In his 2015 Budget, Chancellor George Osborne introduced significant changes to the taxation of dividends. Owners of small businesses need to take note.
It’s quite usual for directors of small companies to extract profits as dividends, which form a regular income. The main reason is tax efficiency, as when the dividend is paid out to an individual, it is treated differently from other income. There’s a notional tax credit of 10%, which means that if you’re on the basic rate, the effective tax due is zero.
Higher-rate tax payers pay 25% on a dividend receipt.
From the start of the 2016/2017 tax year, company directors will have some difficult choices to make. The tax credit is abolished, so that any cash received as a dividend will be subject to tax. Three new bands of tax on dividend income are introduced at the same time:
· 7.5% for basic rate
· 32.5% for higher rate
· 38.1% for additional rate
On the positive side, a new Dividend Tax Allowance will remove the first £5,000 of dividends from tax each year.
Clearly, it’s likely that small business owners are going to end up with a higher tax liability under the new regime. Most individuals are, however, likely to remain incorporated, as – on balance – there’s still going to be annual tax saving and an advantage in taking dividends in lieu of salary.

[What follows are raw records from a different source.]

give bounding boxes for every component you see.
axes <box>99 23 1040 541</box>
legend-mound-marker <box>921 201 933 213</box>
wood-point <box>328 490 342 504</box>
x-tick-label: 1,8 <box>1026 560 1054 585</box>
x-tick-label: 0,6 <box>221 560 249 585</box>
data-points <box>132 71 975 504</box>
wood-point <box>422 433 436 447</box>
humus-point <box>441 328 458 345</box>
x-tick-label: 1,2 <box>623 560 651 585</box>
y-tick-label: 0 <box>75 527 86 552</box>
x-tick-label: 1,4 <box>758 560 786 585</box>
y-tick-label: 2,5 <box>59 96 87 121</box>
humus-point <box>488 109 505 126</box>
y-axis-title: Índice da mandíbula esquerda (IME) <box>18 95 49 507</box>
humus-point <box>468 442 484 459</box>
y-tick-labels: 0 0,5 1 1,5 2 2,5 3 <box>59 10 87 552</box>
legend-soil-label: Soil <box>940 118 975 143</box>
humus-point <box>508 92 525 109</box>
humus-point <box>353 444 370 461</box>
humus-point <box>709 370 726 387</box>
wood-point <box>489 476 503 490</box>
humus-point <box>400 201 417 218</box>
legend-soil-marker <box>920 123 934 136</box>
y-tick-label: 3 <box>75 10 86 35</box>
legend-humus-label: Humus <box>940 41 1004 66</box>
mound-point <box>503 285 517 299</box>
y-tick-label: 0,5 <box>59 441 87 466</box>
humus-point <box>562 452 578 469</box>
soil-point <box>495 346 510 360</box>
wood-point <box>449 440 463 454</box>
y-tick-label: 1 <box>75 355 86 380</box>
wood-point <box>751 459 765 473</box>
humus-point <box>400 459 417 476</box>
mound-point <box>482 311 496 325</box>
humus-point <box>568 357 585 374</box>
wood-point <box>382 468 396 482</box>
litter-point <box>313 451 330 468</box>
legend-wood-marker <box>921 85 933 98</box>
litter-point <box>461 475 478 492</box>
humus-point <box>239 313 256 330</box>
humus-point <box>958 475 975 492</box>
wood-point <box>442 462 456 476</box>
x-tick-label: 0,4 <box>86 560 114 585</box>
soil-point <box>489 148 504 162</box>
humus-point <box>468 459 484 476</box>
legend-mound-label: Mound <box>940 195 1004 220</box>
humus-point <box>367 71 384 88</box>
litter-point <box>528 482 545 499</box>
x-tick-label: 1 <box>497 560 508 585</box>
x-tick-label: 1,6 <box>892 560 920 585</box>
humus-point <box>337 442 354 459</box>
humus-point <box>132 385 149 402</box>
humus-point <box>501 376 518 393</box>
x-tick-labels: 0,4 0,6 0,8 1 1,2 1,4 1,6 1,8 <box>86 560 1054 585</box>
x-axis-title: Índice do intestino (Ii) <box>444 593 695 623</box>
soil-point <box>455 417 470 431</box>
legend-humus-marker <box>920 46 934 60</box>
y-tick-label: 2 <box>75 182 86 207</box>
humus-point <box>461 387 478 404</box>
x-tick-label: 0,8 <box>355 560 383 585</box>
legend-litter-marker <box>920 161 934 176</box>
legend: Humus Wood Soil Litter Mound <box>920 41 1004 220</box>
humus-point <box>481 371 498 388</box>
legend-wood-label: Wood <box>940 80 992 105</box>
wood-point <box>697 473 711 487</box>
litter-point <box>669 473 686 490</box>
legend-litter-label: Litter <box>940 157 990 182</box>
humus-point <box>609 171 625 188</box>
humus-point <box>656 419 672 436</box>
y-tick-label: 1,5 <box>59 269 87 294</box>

Some people may be considering increasing dividends in the last few months of the tax year 2015 – 2016, but it’s important to look at the bigger picture. If your adjusted net income tops £100k, for instance, you will lose the personal tax allowance. You also have to think about whether you have sufficient funds available in the company to pay the dividend in the first place.
It’s a subject which is still in the spotlight, as only limited information is available on the new regime. That means that it’s in your interests to take professional advice. Your accountant should be able to give you a good idea of how the changes will affect you as more detail becomes available.